No problem! GO has multiple levels. It's like a tree with more specific terms branching out from more broad terms. You can filter the results however you want, e.g., to include only the broad terms. P value is from a fishers exact test. The package does that automatically. p_corr is just a multiple test correction, not sure off the top of my head which one they use but it is probably a BH. If you are interested in how to do p value correction i have a video that goes over just that.
so red color indicate positive while blue is negative ?
The color represents the significance. These were all upregulated pathways.
Thanks for the great instructions and educational effort! I'm actually R user, trying to learn python for bioinformatic analysis. It looks like input genes for the analysis are 'gene symbols'. And I can see your example input genes are not capitalized. Mine is all capitalized and it seems to work. But I'm curious if there is any chance this will not work if the symbols are capitalized.

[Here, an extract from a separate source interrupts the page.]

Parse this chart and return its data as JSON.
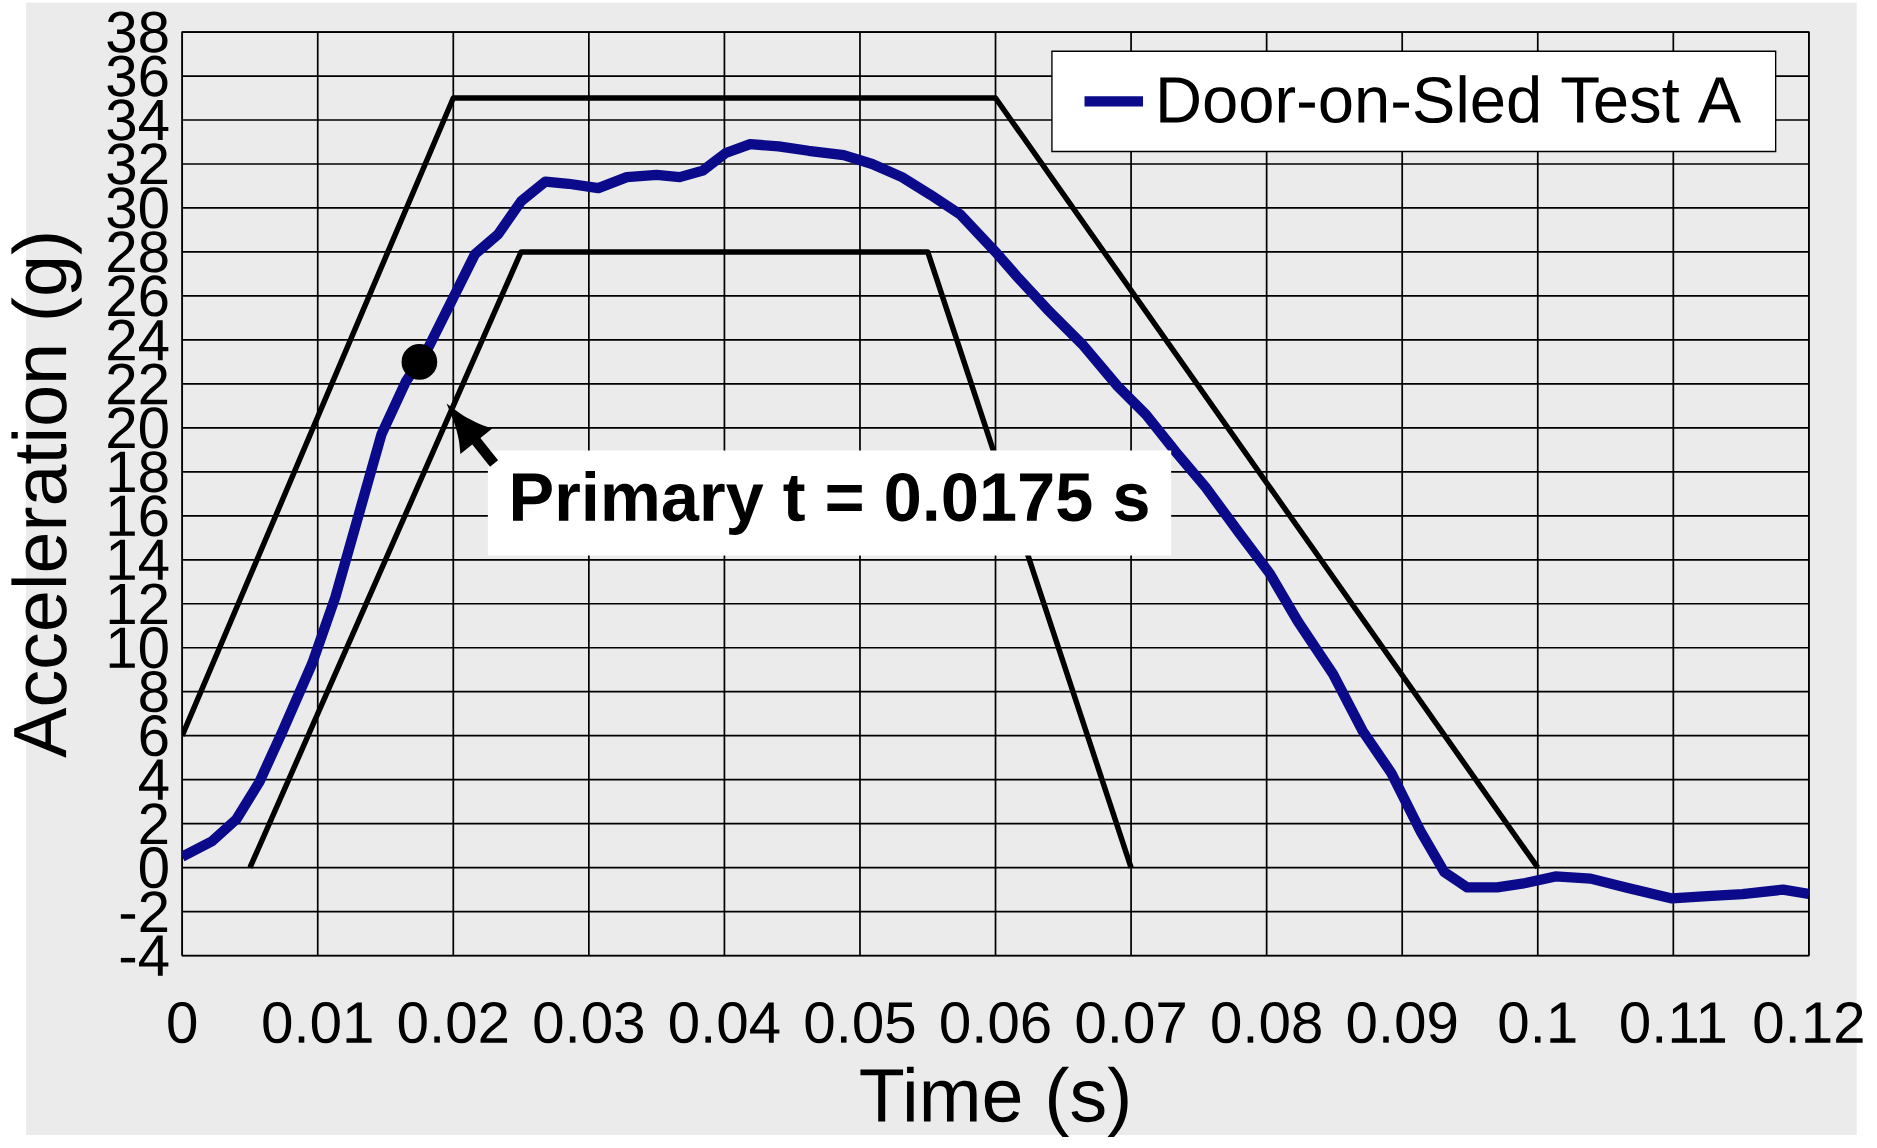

Hi this is a good question. Human genes are normally all capitalized and normally only the first letter of mouse genes are capitalized. Python is case sensitive so you will have to make sure they match. If you are new this might be a little challenging, but what you can do is map something like:
df['gene symbols'] = df['gene symbols'].map(lambda x: x.upper())

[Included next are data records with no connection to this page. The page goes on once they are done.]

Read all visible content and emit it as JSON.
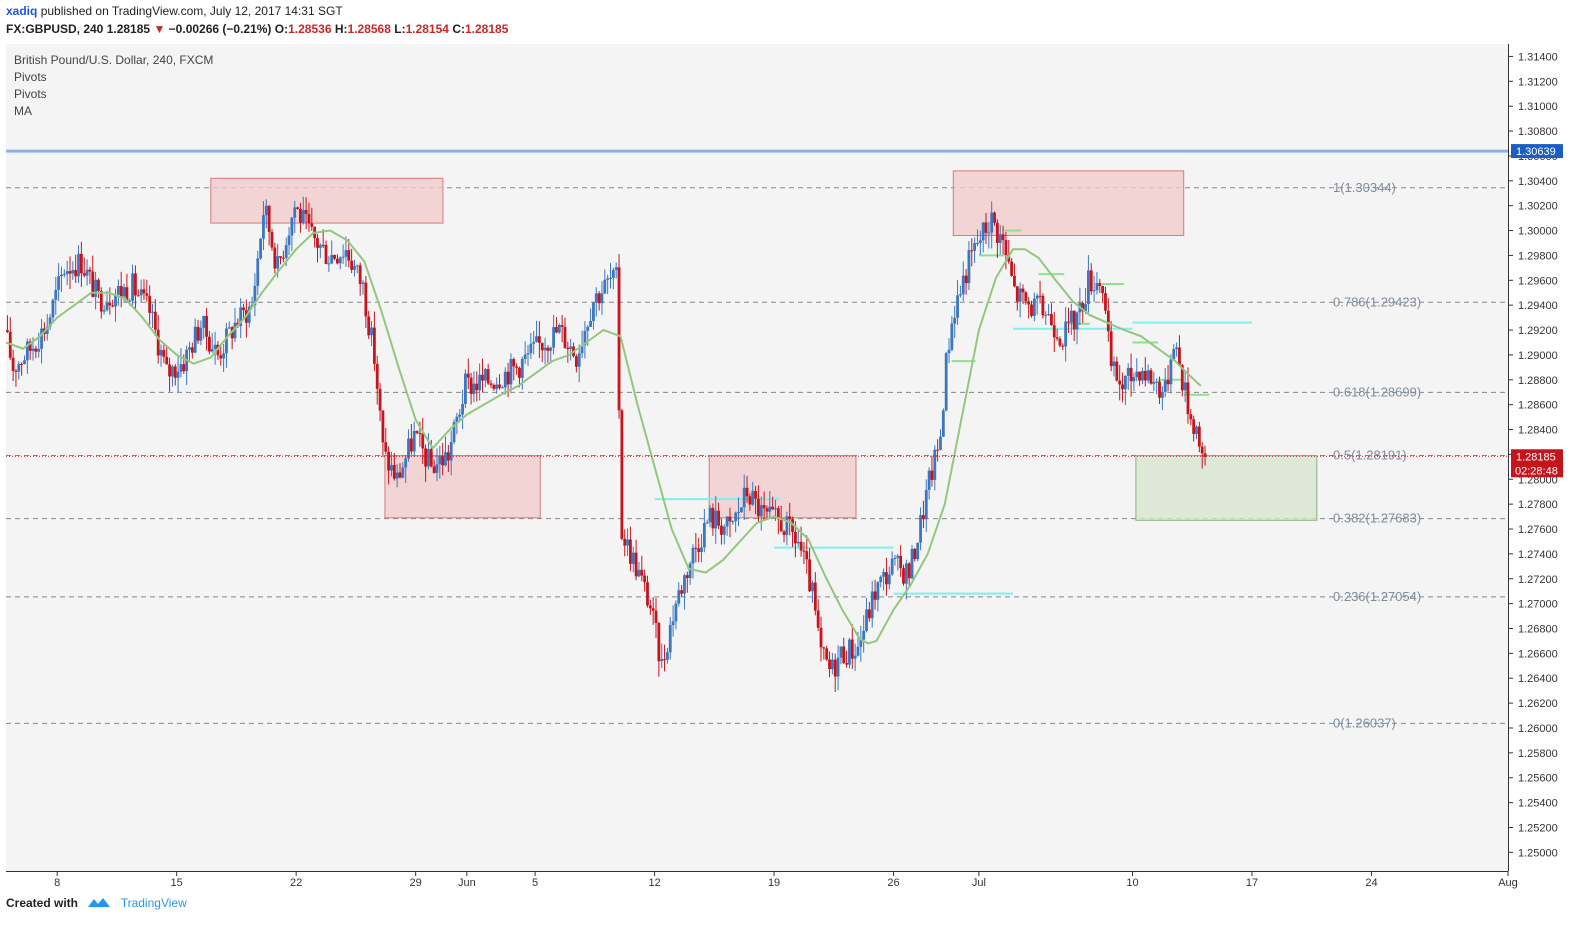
{
  "header": {
    "user": "xadiq",
    "published": "published on TradingView.com, July 12, 2017 14:31 SGT",
    "symbol": "FX:GBPUSD, 240",
    "last": "1.28185",
    "arrow": "▼",
    "change": "−0.00266 (−0.21%)",
    "open_label": "O:",
    "open": "1.28536",
    "high_label": "H:",
    "high": "1.28568",
    "low_label": "L:",
    "low": "1.28154",
    "close_label": "C:",
    "close": "1.28185"
  },
  "indicators": [
    "British Pound/U.S. Dollar, 240, FXCM",
    "Pivots",
    "Pivots",
    "MA"
  ],
  "footer": {
    "created": "Created with",
    "brand": "TradingView"
  },
  "colors": {
    "up": "#3a77c0",
    "down": "#c6141d",
    "ma": "#93c77e",
    "fib": "#888888",
    "fib_label": "#7f8c9c",
    "resistance": "#8fb0e8",
    "zone_red": "#f2c9c9",
    "zone_green": "#d6e6cc",
    "pivot_cyan": "#7ff0f0",
    "pivot_green": "#8fe08f",
    "price_tag": "#c6141d",
    "level_tag": "#1a5ec4"
  },
  "chart_data": {
    "type": "candlestick",
    "symbol": "GBPUSD",
    "timeframe": "240",
    "ylim": [
      1.2485,
      1.315
    ],
    "y_ticks": [
      "1.31400",
      "1.31200",
      "1.31000",
      "1.30800",
      "1.30600",
      "1.30400",
      "1.30200",
      "1.30000",
      "1.29800",
      "1.29600",
      "1.29400",
      "1.29200",
      "1.29000",
      "1.28800",
      "1.28600",
      "1.28400",
      "1.28200",
      "1.28000",
      "1.27800",
      "1.27600",
      "1.27400",
      "1.27200",
      "1.27000",
      "1.26800",
      "1.26600",
      "1.26400",
      "1.26200",
      "1.26000",
      "1.25800",
      "1.25600",
      "1.25400",
      "1.25200",
      "1.25000"
    ],
    "x_ticks": [
      {
        "label": "8",
        "day": 8
      },
      {
        "label": "15",
        "day": 15
      },
      {
        "label": "22",
        "day": 22
      },
      {
        "label": "29",
        "day": 29
      },
      {
        "label": "Jun",
        "day": 32
      },
      {
        "label": "5",
        "day": 36
      },
      {
        "label": "12",
        "day": 43
      },
      {
        "label": "19",
        "day": 50
      },
      {
        "label": "26",
        "day": 57
      },
      {
        "label": "Jul",
        "day": 62
      },
      {
        "label": "10",
        "day": 71
      },
      {
        "label": "17",
        "day": 78
      },
      {
        "label": "24",
        "day": 85
      },
      {
        "label": "Aug",
        "day": 93
      }
    ],
    "x_domain": [
      5,
      93
    ],
    "resistance_line": {
      "value": 1.30639,
      "label": "1.30639"
    },
    "last_price": {
      "value": 1.28185,
      "label": "1.28185",
      "countdown": "02:28:48"
    },
    "fibonacci": [
      {
        "ratio": "1",
        "value": 1.30344,
        "label": "1(1.30344)"
      },
      {
        "ratio": "0.786",
        "value": 1.29423,
        "label": "0.786(1.29423)"
      },
      {
        "ratio": "0.618",
        "value": 1.28699,
        "label": "0.618(1.28699)"
      },
      {
        "ratio": "0.5",
        "value": 1.28191,
        "label": "0.5(1.28191)"
      },
      {
        "ratio": "0.382",
        "value": 1.27683,
        "label": "0.382(1.27683)"
      },
      {
        "ratio": "0.236",
        "value": 1.27054,
        "label": "0.236(1.27054)"
      },
      {
        "ratio": "0",
        "value": 1.26037,
        "label": "0(1.26037)"
      }
    ],
    "zones": [
      {
        "kind": "supply",
        "day_from": 17,
        "day_to": 30.6,
        "top": 1.3042,
        "bottom": 1.3006
      },
      {
        "kind": "demand",
        "day_from": 27.2,
        "day_to": 36.3,
        "top": 1.2819,
        "bottom": 1.2769
      },
      {
        "kind": "supply",
        "day_from": 46.2,
        "day_to": 54.8,
        "top": 1.2819,
        "bottom": 1.2769
      },
      {
        "kind": "supply",
        "day_from": 60.5,
        "day_to": 74.0,
        "top": 1.3048,
        "bottom": 1.2996
      },
      {
        "kind": "target",
        "day_from": 71.2,
        "day_to": 81.8,
        "top": 1.2819,
        "bottom": 1.2767
      }
    ],
    "pivots": [
      {
        "color": "cyan",
        "day_from": 43.0,
        "day_to": 50.3,
        "value": 1.2784
      },
      {
        "color": "cyan",
        "day_from": 50.0,
        "day_to": 57.0,
        "value": 1.2745
      },
      {
        "color": "cyan",
        "day_from": 57.0,
        "day_to": 64.0,
        "value": 1.2708
      },
      {
        "color": "cyan",
        "day_from": 64.0,
        "day_to": 71.0,
        "value": 1.2921
      },
      {
        "color": "cyan",
        "day_from": 71.0,
        "day_to": 78.0,
        "value": 1.2926
      },
      {
        "color": "green",
        "day_from": 60.4,
        "day_to": 61.8,
        "value": 1.2895
      },
      {
        "color": "green",
        "day_from": 62.0,
        "day_to": 63.5,
        "value": 1.298
      },
      {
        "color": "green",
        "day_from": 63.5,
        "day_to": 64.5,
        "value": 1.3
      },
      {
        "color": "green",
        "day_from": 65.5,
        "day_to": 67.0,
        "value": 1.2965
      },
      {
        "color": "green",
        "day_from": 67.2,
        "day_to": 68.5,
        "value": 1.2925
      },
      {
        "color": "green",
        "day_from": 69.2,
        "day_to": 70.5,
        "value": 1.2957
      },
      {
        "color": "green",
        "day_from": 71.0,
        "day_to": 72.5,
        "value": 1.291
      },
      {
        "color": "green",
        "day_from": 72.5,
        "day_to": 74.0,
        "value": 1.288
      },
      {
        "color": "green",
        "day_from": 74.0,
        "day_to": 75.5,
        "value": 1.2868
      }
    ],
    "ohlc_keypoints": [
      [
        5.0,
        1.292
      ],
      [
        5.5,
        1.289
      ],
      [
        6.5,
        1.2905
      ],
      [
        7.5,
        1.2925
      ],
      [
        8.5,
        1.297
      ],
      [
        9.5,
        1.2975
      ],
      [
        10.5,
        1.2945
      ],
      [
        11.5,
        1.295
      ],
      [
        12.5,
        1.2955
      ],
      [
        13.5,
        1.2935
      ],
      [
        14.5,
        1.2885
      ],
      [
        15.5,
        1.2895
      ],
      [
        16.5,
        1.2925
      ],
      [
        17.5,
        1.29
      ],
      [
        18.5,
        1.2925
      ],
      [
        19.5,
        1.294
      ],
      [
        20.2,
        1.302
      ],
      [
        21.0,
        1.297
      ],
      [
        22.0,
        1.302
      ],
      [
        23.0,
        1.2995
      ],
      [
        24.0,
        1.298
      ],
      [
        25.0,
        1.2985
      ],
      [
        26.0,
        1.2955
      ],
      [
        26.7,
        1.2895
      ],
      [
        27.2,
        1.282
      ],
      [
        28.0,
        1.28
      ],
      [
        29.0,
        1.2835
      ],
      [
        30.0,
        1.281
      ],
      [
        31.0,
        1.282
      ],
      [
        32.0,
        1.2875
      ],
      [
        33.5,
        1.288
      ],
      [
        35.0,
        1.289
      ],
      [
        36.5,
        1.291
      ],
      [
        37.5,
        1.292
      ],
      [
        38.5,
        1.29
      ],
      [
        39.5,
        1.2945
      ],
      [
        40.5,
        1.296
      ],
      [
        40.9,
        1.296
      ],
      [
        41.1,
        1.276
      ],
      [
        42.0,
        1.273
      ],
      [
        42.8,
        1.27
      ],
      [
        43.5,
        1.265
      ],
      [
        44.3,
        1.27
      ],
      [
        45.3,
        1.274
      ],
      [
        46.3,
        1.277
      ],
      [
        47.5,
        1.276
      ],
      [
        48.5,
        1.279
      ],
      [
        49.5,
        1.277
      ],
      [
        50.5,
        1.2765
      ],
      [
        51.5,
        1.275
      ],
      [
        52.3,
        1.271
      ],
      [
        52.8,
        1.266
      ],
      [
        53.4,
        1.2645
      ],
      [
        54.0,
        1.266
      ],
      [
        55.0,
        1.2665
      ],
      [
        56.0,
        1.271
      ],
      [
        57.0,
        1.273
      ],
      [
        58.0,
        1.2725
      ],
      [
        58.6,
        1.276
      ],
      [
        59.2,
        1.28
      ],
      [
        59.8,
        1.283
      ],
      [
        60.2,
        1.29
      ],
      [
        60.6,
        1.2935
      ],
      [
        61.5,
        1.2975
      ],
      [
        62.0,
        1.299
      ],
      [
        62.8,
        1.301
      ],
      [
        63.5,
        1.299
      ],
      [
        64.2,
        1.295
      ],
      [
        65.0,
        1.294
      ],
      [
        66.0,
        1.2935
      ],
      [
        67.0,
        1.2915
      ],
      [
        68.0,
        1.2935
      ],
      [
        68.5,
        1.296
      ],
      [
        69.3,
        1.296
      ],
      [
        69.8,
        1.289
      ],
      [
        70.5,
        1.2875
      ],
      [
        71.5,
        1.289
      ],
      [
        72.3,
        1.288
      ],
      [
        73.0,
        1.287
      ],
      [
        73.5,
        1.2915
      ],
      [
        74.0,
        1.288
      ],
      [
        74.5,
        1.285
      ],
      [
        74.9,
        1.284
      ],
      [
        75.2,
        1.2818
      ]
    ],
    "ma_keypoints": [
      [
        5.0,
        1.291
      ],
      [
        6.0,
        1.2905
      ],
      [
        7.0,
        1.2915
      ],
      [
        8.0,
        1.293
      ],
      [
        9.0,
        1.294
      ],
      [
        10.0,
        1.295
      ],
      [
        11.0,
        1.295
      ],
      [
        12.0,
        1.2945
      ],
      [
        13.0,
        1.293
      ],
      [
        14.0,
        1.2912
      ],
      [
        15.0,
        1.29
      ],
      [
        16.0,
        1.2893
      ],
      [
        17.0,
        1.2898
      ],
      [
        18.0,
        1.2915
      ],
      [
        19.0,
        1.293
      ],
      [
        20.0,
        1.295
      ],
      [
        21.0,
        1.2968
      ],
      [
        22.0,
        1.2985
      ],
      [
        23.0,
        1.2998
      ],
      [
        24.0,
        1.3
      ],
      [
        25.0,
        1.2992
      ],
      [
        26.0,
        1.2975
      ],
      [
        27.0,
        1.2935
      ],
      [
        28.0,
        1.289
      ],
      [
        29.0,
        1.2848
      ],
      [
        30.0,
        1.2825
      ],
      [
        31.0,
        1.284
      ],
      [
        32.0,
        1.2852
      ],
      [
        33.0,
        1.286
      ],
      [
        34.0,
        1.2868
      ],
      [
        35.0,
        1.2875
      ],
      [
        36.0,
        1.2885
      ],
      [
        37.0,
        1.2895
      ],
      [
        38.0,
        1.29
      ],
      [
        39.0,
        1.291
      ],
      [
        40.0,
        1.292
      ],
      [
        41.0,
        1.2915
      ],
      [
        42.0,
        1.286
      ],
      [
        43.0,
        1.281
      ],
      [
        44.0,
        1.276
      ],
      [
        45.0,
        1.2728
      ],
      [
        46.0,
        1.2725
      ],
      [
        47.0,
        1.2735
      ],
      [
        48.0,
        1.275
      ],
      [
        49.0,
        1.2765
      ],
      [
        50.0,
        1.277
      ],
      [
        51.0,
        1.2765
      ],
      [
        52.0,
        1.2752
      ],
      [
        53.0,
        1.2722
      ],
      [
        54.0,
        1.2695
      ],
      [
        55.0,
        1.2672
      ],
      [
        55.5,
        1.2668
      ],
      [
        56.0,
        1.267
      ],
      [
        57.0,
        1.2695
      ],
      [
        58.0,
        1.2715
      ],
      [
        59.0,
        1.274
      ],
      [
        60.0,
        1.278
      ],
      [
        61.0,
        1.285
      ],
      [
        62.0,
        1.292
      ],
      [
        63.0,
        1.2962
      ],
      [
        64.0,
        1.2985
      ],
      [
        64.7,
        1.2985
      ],
      [
        65.5,
        1.2978
      ],
      [
        66.5,
        1.296
      ],
      [
        67.5,
        1.2943
      ],
      [
        68.5,
        1.2932
      ],
      [
        69.5,
        1.2926
      ],
      [
        70.5,
        1.292
      ],
      [
        71.5,
        1.2915
      ],
      [
        72.5,
        1.2905
      ],
      [
        73.5,
        1.2895
      ],
      [
        74.0,
        1.2888
      ],
      [
        75.0,
        1.2875
      ]
    ]
  }
}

But also if you use the human database you won't need to change the capitalization I think
What would be a way to generate and graph the "log fold enrichment" of the GO term?
Im not sure I have an easy answer for this. First you would need something to compare it to. Then you have to decide what value you are comparing. If you do it from the fisher/hypergeometric enrichment then it doesn't take into account the actual log-fold change of the gene itself, just if it was DE. Maybe you use GSEA and the enrichment score. See my other video(s) on GSEA. However, there might be a better answer out there that I am unaware of
@@sanbomics ok! I am just wondering because when you enter a set of genes for GO analysis on PANTHER, one of the column statistics given is "fold enrichment", so it may be a useful stat to add into the function of an output here
I misinterpreted your question. You mean log fold over what is expected by random chance? I'm not sure how panther does it, but you can likely do something similar with a hypergeometric distribution (see my hypergeometric video). In my opinion fold enrichment is somewhat redundant to other statistics. If you can find out how panther does it, I can likely give you a better pythonic answer
Also, what does "per" mean in the axis? I understand it is number of genes over number of go terms but what does that mean?
Percent of genes in the GO term that were in your DE genes.
What does p_corr mean?
This is a great video; thank you very much. I think !mv is for Linux. How can we move the created file to the default import location in Windows?
move
how would you prob for genesets that are downregulated?
Hi! You should run it on the downregulated genes separately.
Nice content to create reproducible codes. Thanks.